Despite the name, L.A. Witch claim not to partake in any sort of witchcraft, though they do admit to their Los Angeles heritage. Yet their music has an under-worldliness that wouldn’t be out of place beside a cauldron or two. And there are three of them, all female, so perhaps – just maybe – Shakespeare’s weird sisters are making a comeback in the 21st century in psych-rock form.
Their self-titled debut album, L.A. Witch, pulls together several tracks which were previously released as singles with new songs, creating a hard-hitting collection that encapsulates the band’s no-nonsense, reverb-pulsing style. Opening with “Kill My Baby Tonight”’s distinctly ’60s pop intro (did The Animals ever get out of that place? Did Gerry and the Pacemakers’ ferry ever get across the Mersey?), Sade Sanchez brings in her edgy, aggressive vocal, leaving no doubt that this is rock – nasty, in-your-face rock that makes neo-punk sound tame.
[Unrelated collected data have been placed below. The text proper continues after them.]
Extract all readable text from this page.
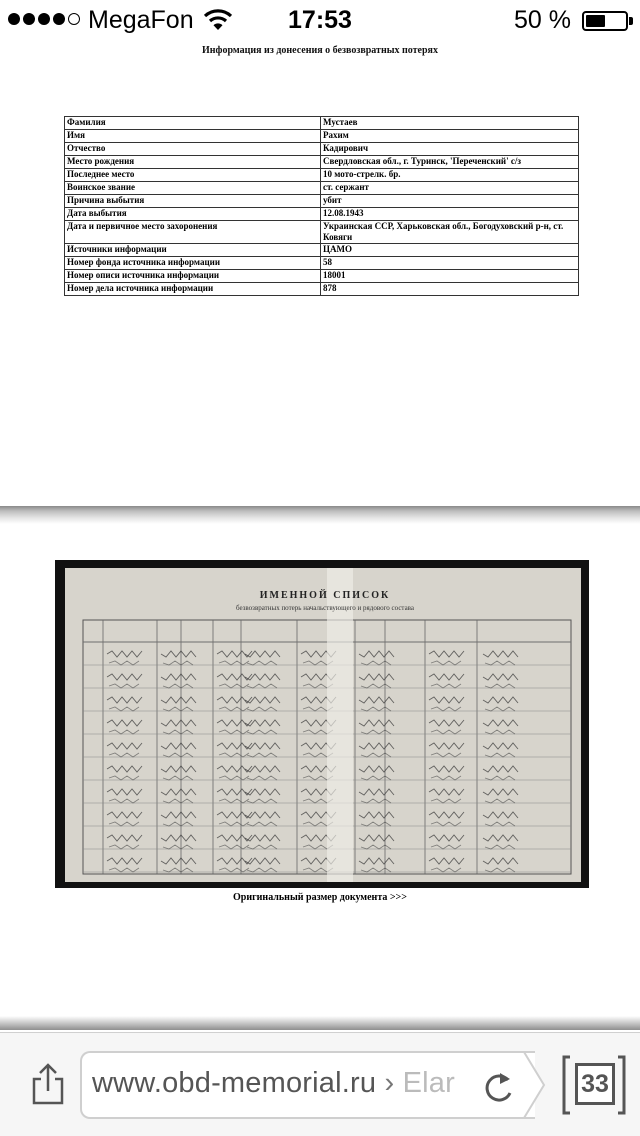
MegaFon	17:53	50 %
Информация из донесения о безвозвратных потерях
Фамилия	Мустаев
Имя	Рахим
Отчество	Кадирович
Место рождения	Свердловская обл., г. Туринск, 'Переченский' с/з
Последнее место	10 мото-стрелк. бр.
Воинское звание	ст. сержант
Причина выбытия	убит
Дата выбытия	12.08.1943
Дата и первичное место захоронения	Украинская ССР, Харьковская обл., Богодуховский р-н, ст. Ковяги
Источники информации	ЦАМО
Номер фонда источника информации	58
Номер описи источника информации	18001
Номер дела источника информации	878
ИМЕННОЙ СПИСОК
безвозвратных потерь начальствующего и рядового состава
Оригинальный размер документа >>>
www.obd-memorial.ru › Elar	33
Who is “Brian”? He is slow, he is pulsating,and we guess he sweats a lot, too. Heavily instrumental, this track defies the listener to overwrite their story, triggering recollections of bleak nights in back alleys. But before things get too dark, “Untitled” pops in a country vibe. Sanchez is no Dolly Parton, though. A caller for a night of zombie line-dancing, she places her inimitable vocal challenge into the genre while bassist Irita Pai and drummer Ellie English provide a driving backdrop to her tripping, rocking guitar.
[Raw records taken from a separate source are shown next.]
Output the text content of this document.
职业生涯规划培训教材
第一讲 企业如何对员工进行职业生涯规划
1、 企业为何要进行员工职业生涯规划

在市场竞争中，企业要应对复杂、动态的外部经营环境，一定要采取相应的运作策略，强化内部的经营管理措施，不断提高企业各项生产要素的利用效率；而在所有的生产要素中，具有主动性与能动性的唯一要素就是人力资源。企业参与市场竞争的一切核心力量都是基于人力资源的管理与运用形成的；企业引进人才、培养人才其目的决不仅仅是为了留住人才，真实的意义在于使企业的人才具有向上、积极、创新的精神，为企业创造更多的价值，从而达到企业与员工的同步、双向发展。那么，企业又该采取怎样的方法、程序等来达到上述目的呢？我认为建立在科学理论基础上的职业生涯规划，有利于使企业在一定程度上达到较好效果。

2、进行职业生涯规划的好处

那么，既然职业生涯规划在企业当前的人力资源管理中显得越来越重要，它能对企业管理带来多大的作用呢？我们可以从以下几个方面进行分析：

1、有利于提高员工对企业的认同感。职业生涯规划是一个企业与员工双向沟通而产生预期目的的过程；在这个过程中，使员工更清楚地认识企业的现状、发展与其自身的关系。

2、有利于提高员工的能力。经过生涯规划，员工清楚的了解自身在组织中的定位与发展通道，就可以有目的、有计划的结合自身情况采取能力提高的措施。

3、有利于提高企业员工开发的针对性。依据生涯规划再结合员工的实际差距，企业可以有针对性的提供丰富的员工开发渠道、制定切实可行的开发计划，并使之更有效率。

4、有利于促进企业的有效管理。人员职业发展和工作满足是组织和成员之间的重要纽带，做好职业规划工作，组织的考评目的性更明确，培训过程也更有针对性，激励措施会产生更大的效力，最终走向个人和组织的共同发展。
Melding early The Beatles (including Ringo’s cheeky tambourine moments) into film-noir, L.A. Witch unleashes “You Love Nothing”. Avoiding nihilism with the merest whisker of chirpy pop musicality, this is a ballad of latent admiration for cold-hearted rejection. And while we’re talking about The Beatles, “Drive Your Car” may well be a modern feminist response to their 1965 call “Drive My Car”. There’s something compelling in the music here, too. Those Witches can rock their instruments!
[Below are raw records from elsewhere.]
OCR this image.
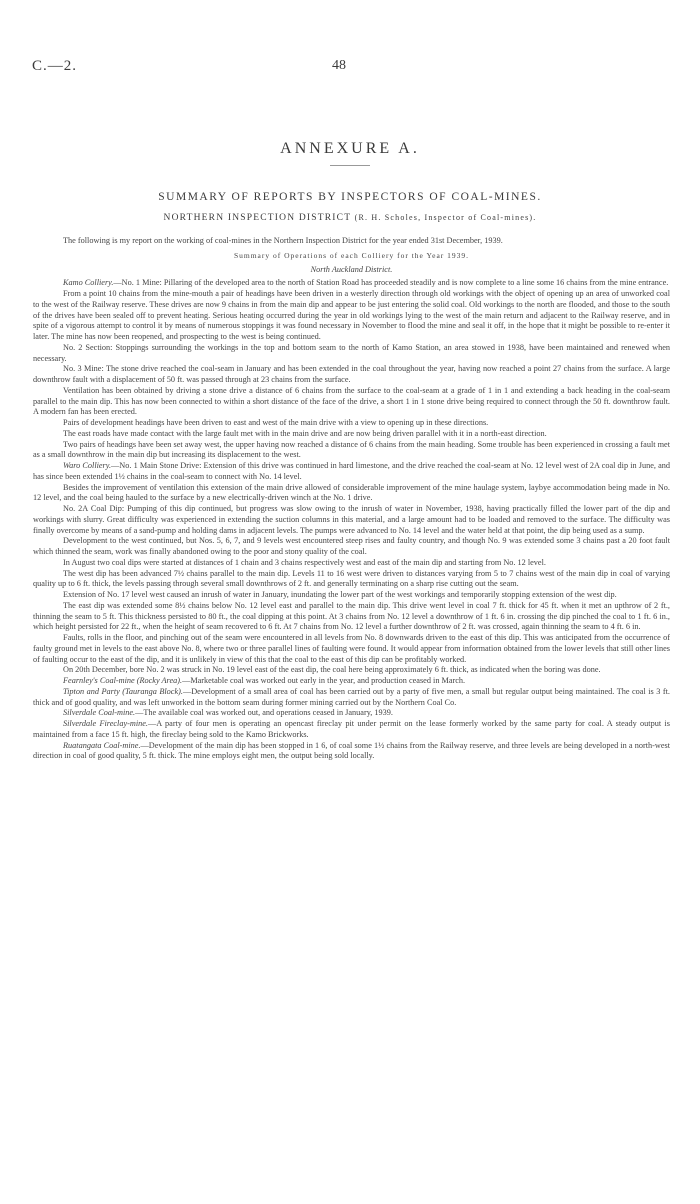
C.—2.	48
ANNEXURE A.
SUMMARY OF REPORTS BY INSPECTORS OF COAL-MINES.
NORTHERN INSPECTION DISTRICT (R. H. Scholes, Inspector of Coal-mines).

The following is my report on the working of coal-mines in the Northern Inspection District for the year ended 31st December, 1939.

Summary of Operations of each Colliery for the Year 1939.

North Auckland District.

Kamo Colliery.—No. 1 Mine: Pillaring of the developed area to the north of Station Road has proceeded steadily and is now complete to a line some 16 chains from the mine entrance.

From a point 10 chains from the mine-mouth a pair of headings have been driven in a westerly direction through old workings with the object of opening up an area of unworked coal to the west of the Railway reserve. These drives are now 9 chains in from the main dip and appear to be just entering the solid coal. Old workings to the north are flooded, and those to the south of the drives have been sealed off to prevent heating. Serious heating occurred during the year in old workings lying to the west of the main return and adjacent to the Railway reserve, and in spite of a vigorous attempt to control it by means of numerous stoppings it was found necessary in November to flood the mine and seal it off, in the hope that it might be possible to re-enter it later. The mine has now been reopened, and prospecting to the west is being continued.

No. 2 Section: Stoppings surrounding the workings in the top and bottom seam to the north of Kamo Station, an area stowed in 1938, have been maintained and renewed when necessary.

No. 3 Mine: The stone drive reached the coal-seam in January and has been extended in the coal throughout the year, having now reached a point 27 chains from the surface. A large downthrow fault with a displacement of 50 ft. was passed through at 23 chains from the surface.

Ventilation has been obtained by driving a stone drive a distance of 6 chains from the surface to the coal-seam at a grade of 1 in 1 and extending a back heading in the coal-seam parallel to the main dip. This has now been connected to within a short distance of the face of the drive, a short 1 in 1 stone drive being required to connect through the 50 ft. downthrow fault. A modern fan has been erected.

Pairs of development headings have been driven to east and west of the main drive with a view to opening up in these directions.

The east roads have made contact with the large fault met with in the main drive and are now being driven parallel with it in a north-east direction.

Two pairs of headings have been set away west, the upper having now reached a distance of 6 chains from the main heading. Some trouble has been experienced in crossing a fault met as a small downthrow in the main dip but increasing its displacement to the west.

Waro Colliery.—No. 1 Main Stone Drive: Extension of this drive was continued in hard limestone, and the drive reached the coal-seam at No. 12 level west of 2A coal dip in June, and has since been extended 1½ chains in the coal-seam to connect with No. 14 level.

Besides the improvement of ventilation this extension of the main drive allowed of considerable improvement of the mine haulage system, laybye accommodation being made in No. 12 level, and the coal being hauled to the surface by a new electrically-driven winch at the No. 1 drive.

No. 2A Coal Dip: Pumping of this dip continued, but progress was slow owing to the inrush of water in November, 1938, having practically filled the lower part of the dip and workings with slurry. Great difficulty was experienced in extending the suction columns in this material, and a large amount had to be loaded and removed to the surface. The difficulty was finally overcome by means of a sand-pump and holding dams in adjacent levels. The pumps were advanced to No. 14 level and the water held at that point, the dip being used as a sump.

Development to the west continued, but Nos. 5, 6, 7, and 9 levels west encountered steep rises and faulty country, and though No. 9 was extended some 3 chains past a 20 foot fault which thinned the seam, work was finally abandoned owing to the poor and stony quality of the coal.

In August two coal dips were started at distances of 1 chain and 3 chains respectively west and east of the main dip and starting from No. 12 level.

The west dip has been advanced 7½ chains parallel to the main dip. Levels 11 to 16 west were driven to distances varying from 5 to 7 chains west of the main dip in coal of varying quality up to 6 ft. thick, the levels passing through several small downthrows of 2 ft. and generally terminating on a sharp rise cutting out the seam.

Extension of No. 17 level west caused an inrush of water in January, inundating the lower part of the west workings and temporarily stopping extension of the west dip.

The east dip was extended some 8½ chains below No. 12 level east and parallel to the main dip. This drive went level in coal 7 ft. thick for 45 ft. when it met an upthrow of 2 ft., thinning the seam to 5 ft. This thickness persisted to 80 ft., the coal dipping at this point. At 3 chains from No. 12 level a downthrow of 1 ft. 6 in. crossing the dip pinched the coal to 1 ft. 6 in., which height persisted for 22 ft., when the height of seam recovered to 6 ft. At 7 chains from No. 12 level a further downthrow of 2 ft. was crossed, again thinning the seam to 4 ft. 6 in.

Faults, rolls in the floor, and pinching out of the seam were encountered in all levels from No. 8 downwards driven to the east of this dip. This was anticipated from the occurrence of faulty ground met in levels to the east above No. 8, where two or three parallel lines of faulting were found. It would appear from information obtained from the lower levels that still other lines of faulting occur to the east of the dip, and it is unlikely in view of this that the coal to the east of this dip can be profitably worked.

On 20th December, bore No. 2 was struck in No. 19 level east of the east dip, the coal here being approximately 6 ft. thick, as indicated when the boring was done.

Fearnley's Coal-mine (Rocky Area).—Marketable coal was worked out early in the year, and production ceased in March.

Tipton and Party (Tauranga Block).—Development of a small area of coal has been carried out by a party of five men, a small but regular output being maintained. The coal is 3 ft. thick and of good quality, and was left unworked in the bottom seam during former mining carried out by the Northern Coal Co.

Silverdale Coal-mine.—The available coal was worked out, and operations ceased in January, 1939.

Silverdale Fireclay-mine.—A party of four men is operating an opencast fireclay pit under permit on the lease formerly worked by the same party for coal. A steady output is maintained from a face 15 ft. high, the fireclay being sold to the Kamo Brickworks.

Ruatangata Coal-mine.—Development of the main dip has been stopped in 1 6, of coal some 1½ chains from the Railway reserve, and three levels are being developed in a north-west direction in coal of good quality, 5 ft. thick. The mine employs eight men, the output being sold locally.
Echoing with the impending doom of an outlaw in town, “Baby In Blue Jeans” is measured and unhurried in its delivery. Registering a confidence that could be arrogant – except it comes from three years on the road, honing their sound, and knowing what really works – the song just sticks in your head, and if played on vinyl, there might be a temptation to move the speed up a notch. It’s deliberate; the band describes their sound as a “slow-mo take on a well-worn jukebox 7-inch.” “Feel Alright” enters at the same sauntering pace, but just when you think you’ve got the measure of the music it pops up a gear or three. Whatever the tempo, there’s energy in the sound that maintains an edge-of-the-seat attention and begs the question, “What could L.A. Witch do live with a room full of psych-rock music lovers?”
Penultimate track “Good Guys” pushes and pulls on a punk vibe. Sneering along with the best of them, there is no soft side to the delivery as it crashes into “Get Lost” – the ultimate sign-off for an album that takes no prisoners and demands to be heard on its own terms, and on repeat.